Don’t get me wrong — I think Emory is a world-class university, filled with intellectual curiosity and an administration that aims to be responsive to student concerns. But I spent much of my time here pushing administrators and staff for interviews and information as a reporter and the executive editor of the Wheel. I’m sure everyone has their opinions about our student newspaper, but to me, there’s nothing that symbolizes “courageous inquiry” more than getting our (often freshmen) student reporters to persistently badger deans, provosts and even presidents for information — all with the knowledge that these administrators could control their futures at the university.

Not that anyone’s going to expel us (we hope). The Wheel has had countless productive and meaningful interactions with administrators. But sometimes we publish things that administrators don’t like, and it’s scary.
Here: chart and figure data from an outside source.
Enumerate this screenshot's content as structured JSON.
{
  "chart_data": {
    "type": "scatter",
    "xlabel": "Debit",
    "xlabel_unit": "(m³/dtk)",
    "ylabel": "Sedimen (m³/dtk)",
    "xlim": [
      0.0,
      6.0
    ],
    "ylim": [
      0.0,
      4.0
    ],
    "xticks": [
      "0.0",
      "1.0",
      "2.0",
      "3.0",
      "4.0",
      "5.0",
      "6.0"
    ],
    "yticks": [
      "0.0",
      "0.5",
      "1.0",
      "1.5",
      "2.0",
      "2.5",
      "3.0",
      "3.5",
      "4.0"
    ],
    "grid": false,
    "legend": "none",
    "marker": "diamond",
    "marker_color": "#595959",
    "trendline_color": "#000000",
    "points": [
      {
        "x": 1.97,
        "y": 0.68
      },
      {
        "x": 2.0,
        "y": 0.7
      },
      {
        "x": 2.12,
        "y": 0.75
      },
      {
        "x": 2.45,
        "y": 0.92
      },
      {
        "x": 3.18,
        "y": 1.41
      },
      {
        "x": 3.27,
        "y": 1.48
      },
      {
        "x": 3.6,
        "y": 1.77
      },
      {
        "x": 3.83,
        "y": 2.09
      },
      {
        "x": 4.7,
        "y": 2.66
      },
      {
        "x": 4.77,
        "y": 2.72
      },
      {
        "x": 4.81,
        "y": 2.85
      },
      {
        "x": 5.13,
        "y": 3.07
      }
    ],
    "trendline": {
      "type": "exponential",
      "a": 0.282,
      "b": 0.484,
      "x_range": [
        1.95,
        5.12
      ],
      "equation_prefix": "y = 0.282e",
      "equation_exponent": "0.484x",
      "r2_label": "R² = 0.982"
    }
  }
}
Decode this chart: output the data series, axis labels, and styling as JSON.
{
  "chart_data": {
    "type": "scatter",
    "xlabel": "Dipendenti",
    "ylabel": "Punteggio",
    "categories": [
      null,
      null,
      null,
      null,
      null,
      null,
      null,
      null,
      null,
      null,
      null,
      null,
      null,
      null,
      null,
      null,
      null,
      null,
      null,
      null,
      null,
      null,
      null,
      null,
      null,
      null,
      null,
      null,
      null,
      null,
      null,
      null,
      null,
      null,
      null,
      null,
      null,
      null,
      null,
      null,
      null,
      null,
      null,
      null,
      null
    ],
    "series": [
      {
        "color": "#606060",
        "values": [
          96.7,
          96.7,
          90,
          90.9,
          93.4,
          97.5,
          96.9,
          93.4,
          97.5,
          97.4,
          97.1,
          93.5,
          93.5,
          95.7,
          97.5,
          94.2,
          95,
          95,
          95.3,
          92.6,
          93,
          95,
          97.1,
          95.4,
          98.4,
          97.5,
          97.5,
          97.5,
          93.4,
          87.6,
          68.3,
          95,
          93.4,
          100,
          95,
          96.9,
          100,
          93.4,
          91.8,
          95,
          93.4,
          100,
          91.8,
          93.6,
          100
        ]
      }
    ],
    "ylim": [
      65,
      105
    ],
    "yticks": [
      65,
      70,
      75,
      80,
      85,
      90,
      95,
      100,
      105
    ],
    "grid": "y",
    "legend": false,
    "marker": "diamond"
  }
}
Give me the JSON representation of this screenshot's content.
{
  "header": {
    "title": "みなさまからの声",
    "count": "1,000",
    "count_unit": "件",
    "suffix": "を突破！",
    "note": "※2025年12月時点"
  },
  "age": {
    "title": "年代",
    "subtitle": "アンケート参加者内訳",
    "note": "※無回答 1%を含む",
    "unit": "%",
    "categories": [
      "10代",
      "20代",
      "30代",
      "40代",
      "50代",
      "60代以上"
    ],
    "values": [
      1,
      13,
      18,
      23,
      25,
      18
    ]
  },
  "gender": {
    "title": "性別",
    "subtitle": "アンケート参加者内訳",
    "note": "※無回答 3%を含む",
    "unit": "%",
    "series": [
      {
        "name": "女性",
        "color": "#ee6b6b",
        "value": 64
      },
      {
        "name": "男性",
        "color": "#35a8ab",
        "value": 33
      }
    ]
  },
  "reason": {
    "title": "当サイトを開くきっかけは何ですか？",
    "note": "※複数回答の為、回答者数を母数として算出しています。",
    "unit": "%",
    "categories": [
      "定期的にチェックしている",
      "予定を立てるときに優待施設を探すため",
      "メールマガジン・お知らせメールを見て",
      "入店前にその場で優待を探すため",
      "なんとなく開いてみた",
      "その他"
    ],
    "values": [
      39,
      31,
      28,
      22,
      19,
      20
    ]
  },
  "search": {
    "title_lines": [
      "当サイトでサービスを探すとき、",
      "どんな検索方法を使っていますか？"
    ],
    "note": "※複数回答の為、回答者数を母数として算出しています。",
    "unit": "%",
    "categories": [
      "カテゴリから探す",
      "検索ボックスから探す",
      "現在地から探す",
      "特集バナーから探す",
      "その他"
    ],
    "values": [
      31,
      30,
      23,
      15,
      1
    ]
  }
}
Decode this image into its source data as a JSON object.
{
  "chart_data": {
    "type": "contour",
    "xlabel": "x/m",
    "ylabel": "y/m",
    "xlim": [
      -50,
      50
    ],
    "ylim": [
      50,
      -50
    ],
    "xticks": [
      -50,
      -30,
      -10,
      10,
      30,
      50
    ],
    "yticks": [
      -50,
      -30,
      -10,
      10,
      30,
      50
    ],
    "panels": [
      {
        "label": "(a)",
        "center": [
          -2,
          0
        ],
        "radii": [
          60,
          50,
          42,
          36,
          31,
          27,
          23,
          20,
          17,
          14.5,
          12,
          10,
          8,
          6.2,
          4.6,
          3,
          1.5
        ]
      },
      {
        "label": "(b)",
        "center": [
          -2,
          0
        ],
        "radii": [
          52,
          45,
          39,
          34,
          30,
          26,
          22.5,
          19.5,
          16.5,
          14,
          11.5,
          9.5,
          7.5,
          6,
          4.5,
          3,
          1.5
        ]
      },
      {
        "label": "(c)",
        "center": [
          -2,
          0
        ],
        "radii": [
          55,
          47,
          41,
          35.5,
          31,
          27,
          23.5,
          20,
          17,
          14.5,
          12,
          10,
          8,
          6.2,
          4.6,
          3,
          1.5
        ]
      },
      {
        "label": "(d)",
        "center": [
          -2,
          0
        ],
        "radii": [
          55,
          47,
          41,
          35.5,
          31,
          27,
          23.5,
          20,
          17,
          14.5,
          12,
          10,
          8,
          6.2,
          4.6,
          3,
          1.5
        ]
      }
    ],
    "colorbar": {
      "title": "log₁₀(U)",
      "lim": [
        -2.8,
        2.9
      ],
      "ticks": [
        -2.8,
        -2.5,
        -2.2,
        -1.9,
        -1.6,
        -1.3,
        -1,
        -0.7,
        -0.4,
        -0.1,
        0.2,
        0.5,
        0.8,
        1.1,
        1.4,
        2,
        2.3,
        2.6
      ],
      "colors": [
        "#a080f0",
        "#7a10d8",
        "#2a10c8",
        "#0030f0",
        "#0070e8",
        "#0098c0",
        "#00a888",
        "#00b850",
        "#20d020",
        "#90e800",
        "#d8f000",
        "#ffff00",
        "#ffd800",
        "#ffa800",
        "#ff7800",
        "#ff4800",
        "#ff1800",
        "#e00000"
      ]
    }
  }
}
At the end of the day, it’s our job to ask those questions. That’s why we spent the equivalent of a full-time job each week at the Wheel, and why this silly newspaper and the funny, intelligent, diverse and committed people who compose it became one of the most meaningful experiences of my short life so far.

But even past that, my college experience was so mixed because I’m a Journalism co-major, and my beloved program ended before I was finished falling in love with it. Many students don’t even remember this, but the “department changes” announced at the beginning of my sophomore year closed the Journalism program, the Visual Arts and Educational Studies departments and more. While I and many others were able to finish our Journalism majors with the help of amazing faculty such as Hank Klibanoff and Sheila Tefft, it was heartbreaking to see mentors leave the university and to have only a meager handful of classes offered in its final years. We missed out on experiencing a flourishing program with plenty of electives, and I’m still not sure why it had to close.

I know and understand the University’s reasons for the department changes. But overall, Emory was wrong to terminate the Journalism program, established through a $1.35 million endowment from the Cox Foundation with the help of the late New York Times legendary reporter Claude Sitton. Journalism is the most ethically-engaged, inquiry-driven and diverse academic area I can think of. In journalism, we learn and participate every day in the minutia of ethical decisions, from off-the-record conversations and anonymous sources to making sure we tell the whole story, not just one perspective. In journalism, we learn that it is our job to question everyone and everything, whether it is about asking how our community might create a rape culture or why certain information is kept secret. In journalism, we learn that it is our duty to tell stories that would otherwise be overlooked and to treat everyone with the same level of respect and compassion.

For this reason, the University needs to explicitly and enthusiastically support a presence of journalism on this campus, whether it does so through integrating journalism into the new Digital Studies department (which the committee report for the department endorsed), offering more journalism-focused classes in different departments, creating a journalism lecture series or supporting and cooperating more with the Wheel.

I’m embarking on a career in journalism because of what the faculty and students in the Journalism program have taught me, and because of what I learned from my peers and dearest friends at the Wheel. I am confident that I will find happiness and success because of what my mentors and friends have taught me about life and journalism.

Emory gave me the opportunity to find and explore an enduring passion, and Emory took it away for future students. For that, I’m eternally grateful and, well, bitter.

Sonam Vashi is from (Metro) Atlanta, Georgia. She is graduating with a B.A. in Political Science and Journalism.